The interest rate on your loan will be influenced by several factors, including your credit score, debt-to-income ratio, and the size of your requested loan, among others. Most lenders cap loans at anywhere from $20,000 to $50,000, but some will go as high as $100,000 for well-qualified borrowers.

Minimums can range down to as little as $500 in some instances.

While it can be easier to put a lump sum in your pocket with a personal loan, it comes with the same downside that can be harmful to your credit score and ability to borrow at other times if you fall behind on your payments.

Common Reasons People Take Out Personal Loans

Personal loans are not the cheapest form of access to larger sums of money, but they’re not the most expensive either. Before taking out a personal loan, you must do some due diligence to see if there are less expensive options you can tap into.

Those people who do take out personal loans do so for a variety of reasons.

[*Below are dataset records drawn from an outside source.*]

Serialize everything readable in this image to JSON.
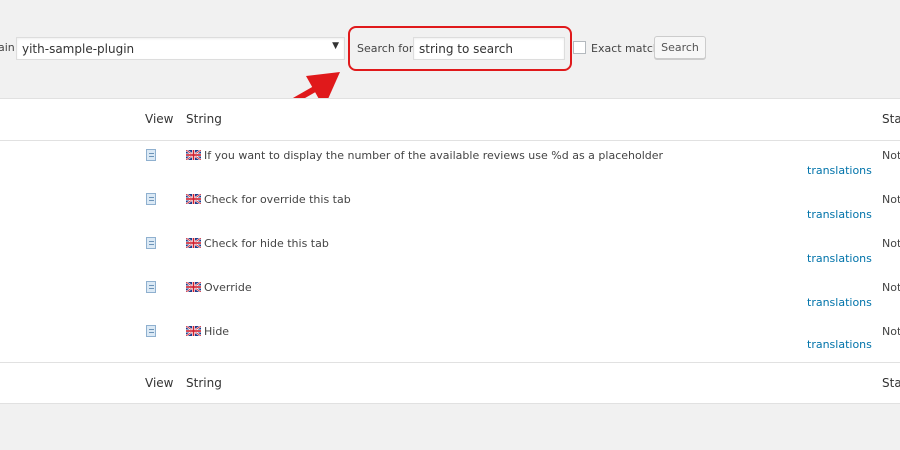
{
  "filters": {
    "domain_label": "ain:",
    "domain_value": "yith-sample-plugin",
    "search_label": "Search for:",
    "search_value": "string to search",
    "exact_label": "Exact match",
    "search_button": "Search"
  },
  "table": {
    "headers": {
      "view": "View",
      "string": "String",
      "status": "Sta"
    },
    "rows": [
      {
        "text": "If you want to display the number of the available reviews use %d as a placeholder",
        "link": "translations",
        "status": "Not"
      },
      {
        "text": "Check for override this tab",
        "link": "translations",
        "status": "Not"
      },
      {
        "text": "Check for hide this tab",
        "link": "translations",
        "status": "Not"
      },
      {
        "text": "Override",
        "link": "translations",
        "status": "Not"
      },
      {
        "text": "Hide",
        "link": "translations",
        "status": "Not"
      }
    ]
  },
  "colors": {
    "highlight": "#e0191b",
    "link": "#0073aa"
  }
}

Consolidating Higher Interest Debt

Credit card interest rates are the most onerous of all personal debt, with interest rates that can hover near 30 percent. Personal interest loans are about half that cost and possibly cheaper, making them a smart move if you’ve got other higher interest rate debt.

Consolidating debt lets you pay down the balance faster, and it is psychologically less stressful to pay off a single debt than several over the course of a month.

To counter this, many credit cards offer a free balance transfer or low-rate introductory period, which may be a better choice if you can retire the debt quickly. If not, you may be shuffling from card to card often.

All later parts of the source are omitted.